An anonymous friend of the company has granted Rodriguez and his four actors permission to dramatise her story, using what the director describes as ‘a very specific practice that I have been developing’ rooted in ‘physical exhaustion and identity deconstruction techniques’.

In practice, that means watching half an hour of sweat-soaked stick fighting, during which, inexcusably, one audience member was fortunate that only his knuckles were rapped, before the company negotiate their way through a series of pre-determined scenes. Rodriguez calls the show from the sidelines of the bare stage, announcing blackouts and pausing the action to deliver notes. There’s just the slightest hint of cult leader going on.

That said, his actors’ performances are muscular and intense, even if what’s gained in presence is lost in precision, both of language and dramatic thrust.

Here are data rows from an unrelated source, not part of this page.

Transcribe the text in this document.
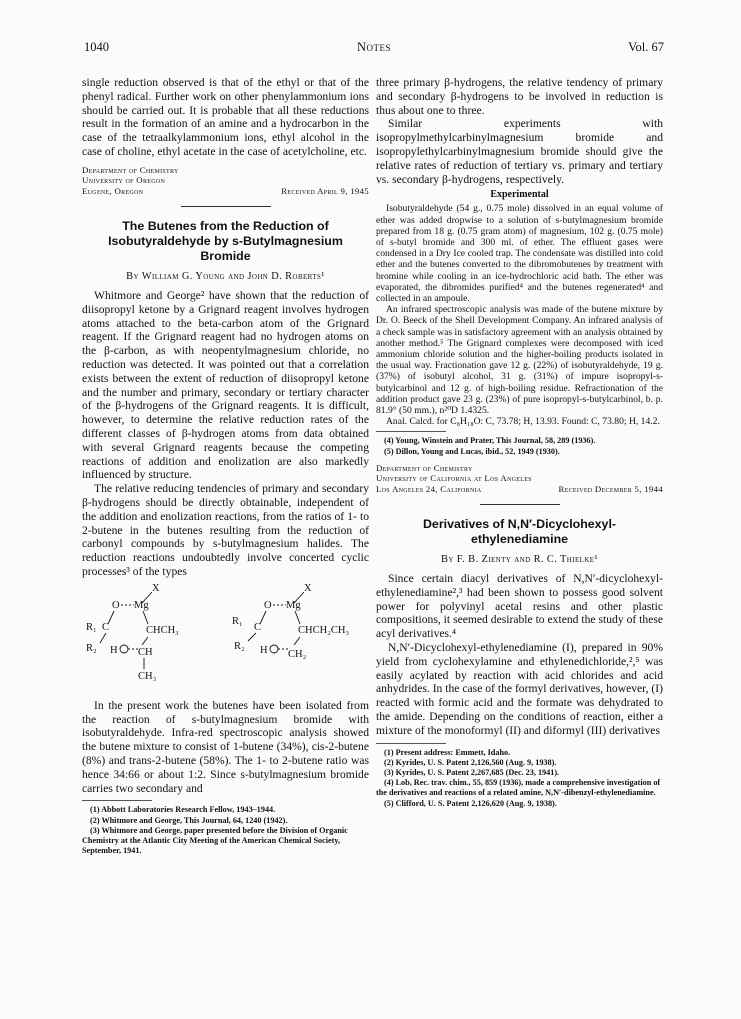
1040	Notes	Vol. 67

single reduction observed is that of the ethyl or that of the phenyl radical. Further work on other phenylammonium ions should be carried out. It is probable that all these reductions result in the formation of an amine and a hydrocarbon in the case of the tetraalkylammonium ions, ethyl alcohol in the case of choline, ethyl acetate in the case of acetylcholine, etc.

Department of Chemistry
University of Oregon
Eugene, Oregon	Received April 9, 1945

The Butenes from the Reduction of Isobutyraldehyde by s-Butylmagnesium Bromide

By William G. Young and John D. Roberts¹

Whitmore and George² have shown that the reduction of diisopropyl ketone by a Grignard reagent involves hydrogen atoms attached to the beta-carbon atom of the Grignard reagent. If the Grignard reagent had no hydrogen atoms on the β-carbon, as with neopentylmagnesium chloride, no reduction was detected. It was pointed out that a correlation exists between the extent of reduction of diisopropyl ketone and the number and primary, secondary or tertiary character of the β-hydrogens of the Grignard reagents. It is difficult, however, to determine the relative reduction rates of the different classes of β-hydrogen atoms from data obtained with several Grignard reagents because the competing reactions of addition and enolization are also markedly influenced by structure.

The relative reducing tendencies of primary and secondary β-hydrogens should be directly obtainable, independent of the addition and enolization reactions, from the ratios of 1- to 2-butene in the butenes resulting from the reduction of carbonyl compounds by s-butylmagnesium halides. The reduction reactions undoubtedly involve concerted cyclic processes³ of the types

X
O Mg
R₁ C	CHCH₃
R₂ H CH
CH₃
X
O Mg
R₁
C	CHCH₂CH₃
R₂ H CH₂

In the present work the butenes have been isolated from the reaction of s-butylmagnesium bromide with isobutyraldehyde. Infra-red spectroscopic analysis showed the butene mixture to consist of 1-butene (34%), cis-2-butene (8%) and trans-2-butene (58%). The 1- to 2-butene ratio was hence 34:66 or about 1:2. Since s-butylmagnesium bromide carries two secondary and

(1) Abbott Laboratories Research Fellow, 1943–1944.

(2) Whitmore and George, This Journal, 64, 1240 (1942).

(3) Whitmore and George, paper presented before the Division of Organic Chemistry at the Atlantic City Meeting of the American Chemical Society, September, 1941.

three primary β-hydrogens, the relative tendency of primary and secondary β-hydrogens to be involved in reduction is thus about one to three.

Similar experiments with isopropylmethylcarbinylmagnesium bromide and isopropylethylcarbinylmagnesium bromide should give the relative rates of reduction of tertiary vs. primary and tertiary vs. secondary β-hydrogens, respectively.

Experimental

Isobutyraldehyde (54 g., 0.75 mole) dissolved in an equal volume of ether was added dropwise to a solution of s-butylmagnesium bromide prepared from 18 g. (0.75 gram atom) of magnesium, 102 g. (0.75 mole) of s-butyl bromide and 300 ml. of ether. The effluent gases were condensed in a Dry Ice cooled trap. The condensate was distilled into cold ether and the butenes converted to the dibromobutenes by treatment with bromine while cooling in an ice-hydrochloric acid bath. The ether was evaporated, the dibromides purified⁴ and the butenes regenerated⁴ and collected in an ampoule.

An infrared spectroscopic analysis was made of the butene mixture by Dr. O. Beeck of the Shell Development Company. An infrared analysis of a check sample was in satisfactory agreement with an analysis obtained by another method.⁵ The Grignard complexes were decomposed with iced ammonium chloride solution and the higher-boiling products isolated in the usual way. Fractionation gave 12 g. (22%) of isobutyraldehyde, 19 g. (37%) of isobutyl alcohol, 31 g. (31%) of impure isopropyl-s-butylcarbinol and 12 g. of high-boiling residue. Refractionation of the addition product gave 23 g. (23%) of pure isopropyl-s-butylcarbinol, b. p. 81.9° (50 mm.), n²⁰D 1.4325.

Anal. Calcd. for C₈H₁₈O: C, 73.78; H, 13.93. Found: C, 73.80; H, 14.2.

(4) Young, Winstein and Prater, This Journal, 58, 289 (1936).

(5) Dillon, Young and Lucas, ibid., 52, 1949 (1930).

Department of Chemistry
University of California at Los Angeles
Los Angeles 24, California	Received December 5, 1944

Derivatives of N,N′-Dicyclohexyl-ethylenediamine

By F. B. Zienty and R. C. Thielke¹

Since certain diacyl derivatives of N,N′-dicyclohexyl-ethylenediamine²,³ had been shown to possess good solvent power for polyvinyl acetal resins and other plastic compositions, it seemed desirable to extend the study of these acyl derivatives.⁴

N,N′-Dicyclohexyl-ethylenediamine (I), prepared in 90% yield from cyclohexylamine and ethylenedichloride,²,⁵ was easily acylated by reaction with acid chlorides and acid anhydrides. In the case of the formyl derivatives, however, (I) reacted with formic acid and the formate was dehydrated to the amide. Depending on the conditions of reaction, either a mixture of the monoformyl (II) and diformyl (III) derivatives

(1) Present address: Emmett, Idaho.

(2) Kyrides, U. S. Patent 2,126,560 (Aug. 9, 1938).

(3) Kyrides, U. S. Patent 2,267,685 (Dec. 23, 1941).

(4) Lob, Rec. trav. chim., 55, 859 (1936), made a comprehensive investigation of the derivatives and reactions of a related amine, N,N′-dibenzyl-ethylenediamine.

(5) Clifford, U. S. Patent 2,126,620 (Aug. 9, 1938).
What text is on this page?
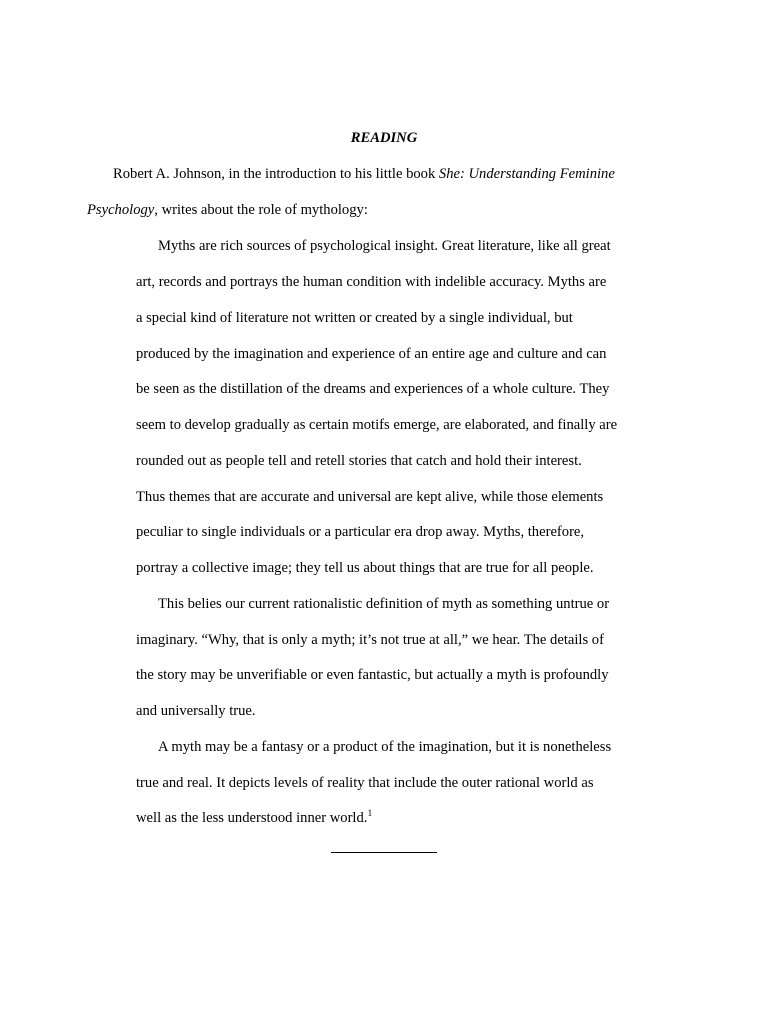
READING
Robert A. Johnson, in the introduction to his little book She: Understanding Feminine
Psychology, writes about the role of mythology:
Myths are rich sources of psychological insight. Great literature, like all great
art, records and portrays the human condition with indelible accuracy. Myths are
a special kind of literature not written or created by a single individual, but
produced by the imagination and experience of an entire age and culture and can
be seen as the distillation of the dreams and experiences of a whole culture. They
seem to develop gradually as certain motifs emerge, are elaborated, and finally are
rounded out as people tell and retell stories that catch and hold their interest.
Thus themes that are accurate and universal are kept alive, while those elements
peculiar to single individuals or a particular era drop away. Myths, therefore,
portray a collective image; they tell us about things that are true for all people.
This belies our current rationalistic definition of myth as something untrue or
imaginary. “Why, that is only a myth; it’s not true at all,” we hear. The details of
the story may be unverifiable or even fantastic, but actually a myth is profoundly
and universally true.
A myth may be a fantasy or a product of the imagination, but it is nonetheless
true and real. It depicts levels of reality that include the outer rational world as
well as the less understood inner world.$^1$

Story structure is the biggest problem. Not only is the narrative hamstrung by predictability, but Rodriguez hollows out a genuine trauma into a trashy potboiler. There’s no attempt to humanise the landlord rapist beyond a stock ‘creepy old weirdo’ and the production refuses to consider either social context or potential solutions.

Either this is an exercise in theatre as therapy, in which case it doesn’t need a public audience, or else it ends up in danger of exploiting its subject. Whichever is the case, A Question of Consent is naïve beyond all measure.